Мне б сразу после того разговора поехать в это село Федоровское. Но дела мирские увели. Все откладывал да откладывал — а потом новость: отец Владимир Вдовин, восстановивший храм Смоленской иконы Богоматери села Федоровского на левом берегу Волги, умер от инсульта. Кажется, возле стен церкви и похоронили. Теперь не расспросишь.

**
С кем бы ни играл «Локомотив» в Кубке Гагарина — переживаю только за него. Ввязываюсь в дурацкий спор с самим собой: это неправильно, присмотрись к другим… Мозги спорят с сердцем — и ожидаемо проигрывают. Я за «Локомотив», и это навсегда.
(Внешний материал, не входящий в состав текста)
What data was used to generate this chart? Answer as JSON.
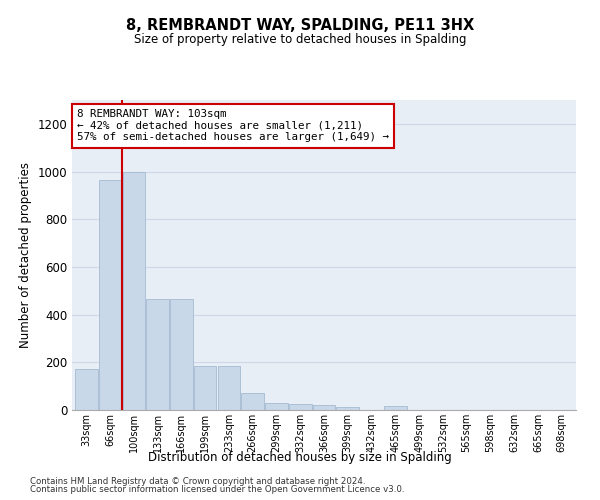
{
  "title": "8, REMBRANDT WAY, SPALDING, PE11 3HX",
  "subtitle": "Size of property relative to detached houses in Spalding",
  "xlabel": "Distribution of detached houses by size in Spalding",
  "ylabel": "Number of detached properties",
  "bar_color": "#c8d8e8",
  "bar_edge_color": "#9ab4cc",
  "categories": [
    "33sqm",
    "66sqm",
    "100sqm",
    "133sqm",
    "166sqm",
    "199sqm",
    "233sqm",
    "266sqm",
    "299sqm",
    "332sqm",
    "366sqm",
    "399sqm",
    "432sqm",
    "465sqm",
    "499sqm",
    "532sqm",
    "565sqm",
    "598sqm",
    "632sqm",
    "665sqm",
    "698sqm"
  ],
  "values": [
    170,
    965,
    1000,
    465,
    465,
    185,
    185,
    70,
    30,
    25,
    20,
    13,
    0,
    15,
    0,
    0,
    0,
    0,
    0,
    0,
    0
  ],
  "ylim": [
    0,
    1300
  ],
  "yticks": [
    0,
    200,
    400,
    600,
    800,
    1000,
    1200
  ],
  "property_line_idx": 1.5,
  "annotation_title": "8 REMBRANDT WAY: 103sqm",
  "annotation_line1": "← 42% of detached houses are smaller (1,211)",
  "annotation_line2": "57% of semi-detached houses are larger (1,649) →",
  "annotation_box_color": "#ffffff",
  "annotation_box_edge_color": "#cc0000",
  "grid_color": "#d0d8e8",
  "background_color": "#e8eef5",
  "footer1": "Contains HM Land Registry data © Crown copyright and database right 2024.",
  "footer2": "Contains public sector information licensed under the Open Government Licence v3.0."
}
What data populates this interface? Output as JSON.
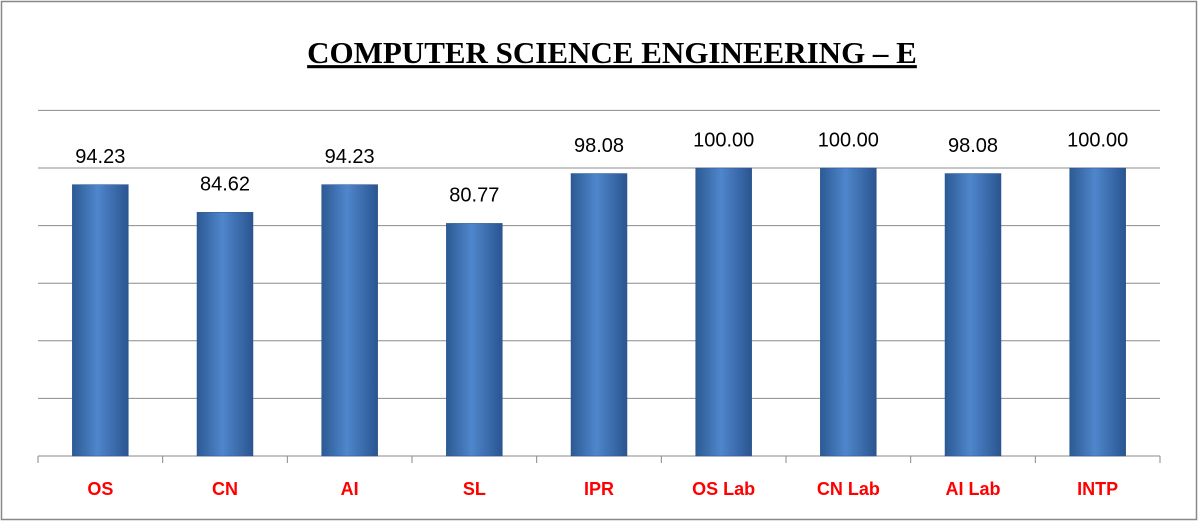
{
  "chart_data": {
    "type": "bar",
    "title": "COMPUTER SCIENCE ENGINEERING – E",
    "categories": [
      "OS",
      "CN",
      "AI",
      "SL",
      "IPR",
      "OS Lab",
      "CN Lab",
      "AI Lab",
      "INTP"
    ],
    "values": [
      94.23,
      84.62,
      94.23,
      80.77,
      98.08,
      100,
      100,
      98.08,
      100
    ],
    "value_labels": [
      "94.23",
      "84.62",
      "94.23",
      "80.77",
      "98.08",
      "100.00",
      "100.00",
      "98.08",
      "100.00"
    ],
    "color": "#4f81bd",
    "ylim": [
      0,
      120
    ],
    "yticks": [
      0,
      20,
      40,
      60,
      80,
      100,
      120
    ],
    "grid": true
  }
}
Никитин там, Хартли или Квартальнов — это не имеет вообще никакого значения.
Я время от времени заезжаю в Ярославль. Но этот город для меня стал совсем другим. Люблю его как прежде и даже сильнее. Но теперь каждый уголок пропитан болью. У кого-то она стихла, но не у меня. Я укрываюсь за всем тем, о чем только что написал. Научился отключаться. Выходя из поезда, не смотреть в сторону Леонтьевского кладбища. Научился отгонять темные мысли, потому что с ними невыносимо.
Но отбросить насовсем не выходит. В тот же день иду через весь город туда, к Леонтьевскому. Где почти весь «Локомотив». А рядышком мой друг, прекрасный тренер Сергей Николаев. Всем известный Сеич. Только к нему мало кто заглядывает. Стою и вспоминаю, как приезжал за мной к поезду на стального цвета джипе японской морской пехоты. Ехали по городу — и каждая встреча была словно концерт. Судьбы переплелись — он, придумавший большой хоккей в Ярославле, лежит в десяти метрах от погибших парней. Да и странно погибший Рома Ляшенко тоже рядом. Будто подчеркивая, какой маленький, камерный городок наш Ярославль.
А «Локомотив»… «Локомотив» навсегда.